Desvariaba, pero comprendía que era estúpido ponerme de aquel modo.
-No sabes, Lisa, cómo me atormenta ese verdugo. Sí, es mi verdugo… Ahora ha ido a comprar bizcochos…
Y, de súbito, estallé en sollozos. Una crisis de nervios… Estaba avergonzado, pero no podía dominarme.
Lisa se asustó.
-¿Qué tiene usted? ¿Qué le pasa? -exclamó, yendo y viniendo ante mí, agitada y nerviosa.
-¡Agua! ¡Dame agua!… -farfullé con voz débil, pero advirtiendo que podía pasar sin el agua y hablar con más energía.
Exageraba para justificarme, pero mi ataque no era una ficción. Lisa, inquieta, me acercó el agua. En este momento apareció Apolonio con el té. De pronto me pareció que aquel té era algo vulgar, insignificante, que producía un efecto mezquino, desfavorable, después de lo que acababa de ocurrir. Me sonrojé, Apolonio salió sin mirarnos.
-Lisa, ¿me desprecias? -le pregunté, mirándola directamente a los ojos y temblando de impaciencia por conocer su pensamiento.
Ella enrojeció y no me pudo contestar. -¡Tómate el té! -le dije, iracundo.
Estaba furioso contra mí mismo, pero era evidente que Lisa sufría más que yo por esta causa. De improviso, sentí un odio atroz contra ella: la habría matado en aquel instante. En mi fuero interno decidí vengarme no diciéndole ni una palabra más. «Ella tiene la culpa de todo…»

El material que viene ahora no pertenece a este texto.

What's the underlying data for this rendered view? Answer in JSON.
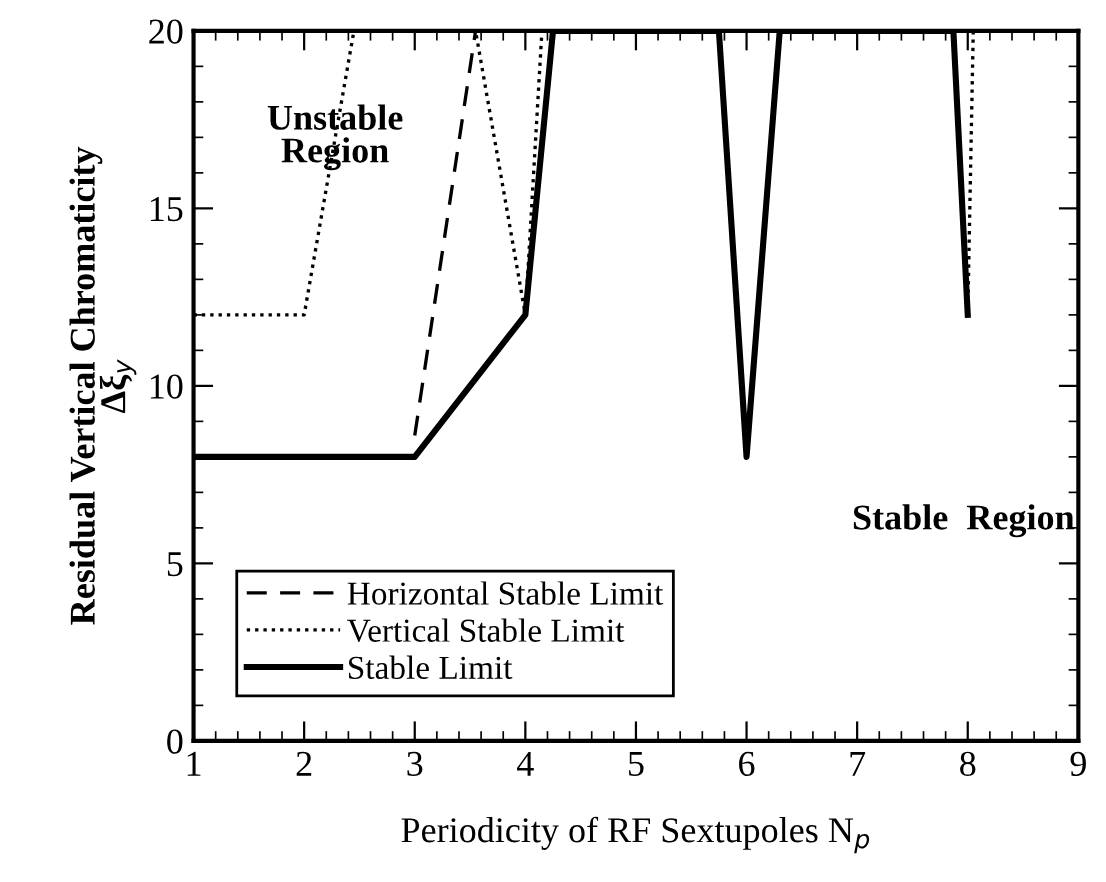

Llevábamos ya cinco minutos de silencio. El té estaba sobre la mesa, pero no lo tocábamos. Había llegado al extremo de que, para hacer la situación de Lisa más difícil, no quería ser el primero en beber, y para ella era violento tomar el té sola. De cuando en cuando me dirigía una mirada inquieta y triste. Pero no cabía duda de que el más desgraciado de los dos era yo, pues no podía dominarme.
-Quiero… irme… para siempre… de allá abajo -empezó a decir ella, para poner fin a nuestro silencio.

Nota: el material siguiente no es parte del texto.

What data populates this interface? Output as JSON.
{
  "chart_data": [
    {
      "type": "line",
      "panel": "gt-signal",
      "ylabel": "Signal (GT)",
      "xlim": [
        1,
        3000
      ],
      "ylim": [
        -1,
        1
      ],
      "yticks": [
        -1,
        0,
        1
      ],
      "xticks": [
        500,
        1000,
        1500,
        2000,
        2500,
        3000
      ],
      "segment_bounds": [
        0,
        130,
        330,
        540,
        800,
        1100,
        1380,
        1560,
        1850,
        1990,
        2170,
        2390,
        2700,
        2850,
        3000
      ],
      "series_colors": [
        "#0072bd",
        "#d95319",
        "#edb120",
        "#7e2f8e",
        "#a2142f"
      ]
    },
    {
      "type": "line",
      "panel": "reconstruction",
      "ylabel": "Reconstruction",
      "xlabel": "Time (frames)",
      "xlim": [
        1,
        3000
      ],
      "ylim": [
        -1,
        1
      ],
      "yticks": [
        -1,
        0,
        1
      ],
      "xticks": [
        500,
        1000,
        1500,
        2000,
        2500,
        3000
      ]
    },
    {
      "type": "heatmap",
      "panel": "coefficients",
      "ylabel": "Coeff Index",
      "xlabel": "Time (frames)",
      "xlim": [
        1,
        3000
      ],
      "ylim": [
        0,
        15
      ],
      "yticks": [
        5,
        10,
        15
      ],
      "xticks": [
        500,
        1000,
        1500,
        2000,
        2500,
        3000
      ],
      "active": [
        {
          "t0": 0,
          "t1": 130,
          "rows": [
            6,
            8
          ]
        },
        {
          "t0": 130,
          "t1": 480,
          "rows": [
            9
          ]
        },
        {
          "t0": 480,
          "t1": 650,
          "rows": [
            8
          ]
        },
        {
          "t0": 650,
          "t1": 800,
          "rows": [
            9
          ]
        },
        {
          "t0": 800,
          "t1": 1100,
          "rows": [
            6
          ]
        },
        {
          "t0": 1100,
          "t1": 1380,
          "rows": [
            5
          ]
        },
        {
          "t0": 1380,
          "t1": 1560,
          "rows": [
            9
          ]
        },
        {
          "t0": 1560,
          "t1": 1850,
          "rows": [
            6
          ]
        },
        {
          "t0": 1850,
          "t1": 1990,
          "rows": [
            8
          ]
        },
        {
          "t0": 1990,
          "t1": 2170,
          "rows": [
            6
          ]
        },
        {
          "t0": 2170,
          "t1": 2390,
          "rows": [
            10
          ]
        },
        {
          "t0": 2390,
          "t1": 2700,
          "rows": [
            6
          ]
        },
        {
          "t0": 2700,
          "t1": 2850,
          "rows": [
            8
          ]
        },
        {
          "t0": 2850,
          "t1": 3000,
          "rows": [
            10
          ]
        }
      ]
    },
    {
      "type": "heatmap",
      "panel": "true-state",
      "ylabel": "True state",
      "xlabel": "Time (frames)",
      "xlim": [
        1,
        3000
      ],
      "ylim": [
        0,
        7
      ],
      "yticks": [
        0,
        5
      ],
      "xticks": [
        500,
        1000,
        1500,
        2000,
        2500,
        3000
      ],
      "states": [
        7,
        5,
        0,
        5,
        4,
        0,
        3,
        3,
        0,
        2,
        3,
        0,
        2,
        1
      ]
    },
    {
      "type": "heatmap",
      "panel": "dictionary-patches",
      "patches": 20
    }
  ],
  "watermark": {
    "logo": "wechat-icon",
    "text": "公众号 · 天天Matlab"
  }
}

¡Pobre! Precisamente era así como no debía empezar en aquel momento saturado de estupidez y dirigiéndose a un hombre tan estúpido como yo. Sentí una lástima dolorosa por su franqueza inútil, por su temerosa incapacidad. Pero al punto surgió en mí algo que ahogó aquella compasión y que me excitó más todavía. ¡Que se hundiera el mundo entero! ¡Me era indiferente! Cinco minutos más de silencio.
-¿Le molesto? -preguntó Lisa tímidamente, con voz apenas perceptible. Y se dispuso a levantarse. Apenas advertí esta manifestación de dignidad ofendida, temblé de furor y di rienda suelta a todo lo que gravitaba sobre mi corazón.
-¿Por qué has venido a verme? Di, ¿por qué? -empecé a decir con voz ahogada y sin cuidarme lo más mínimo de ordenar mis palabras lógicamente.
Tenía la necesidad de decirlo todo a la vez, de golpe, sin ni siquiera pensar en cómo había empezado.
-¿Por qué has venido? ¡Respóndeme! ¡Contesta! -grité fuera de mí-. Mira, yo mismo te lo voy a decir. Has venido porque aquel día te dije paroles touchantes. Te enterneciste, y hoy quieres oír más palabras enternecedoras. Pero has de saber que aquel día me burlaba de ti. Y hoy me sigo burlando. ¿Por qué tiemblas? ¡Sí, me burlé de ti! Me habían insultado durante la cena los mismos que llegaron a tu casa antes que yo. Fui allí para vengarme de uno de ellos, de un oficial, pero no me fue posible: ya se habían marchado.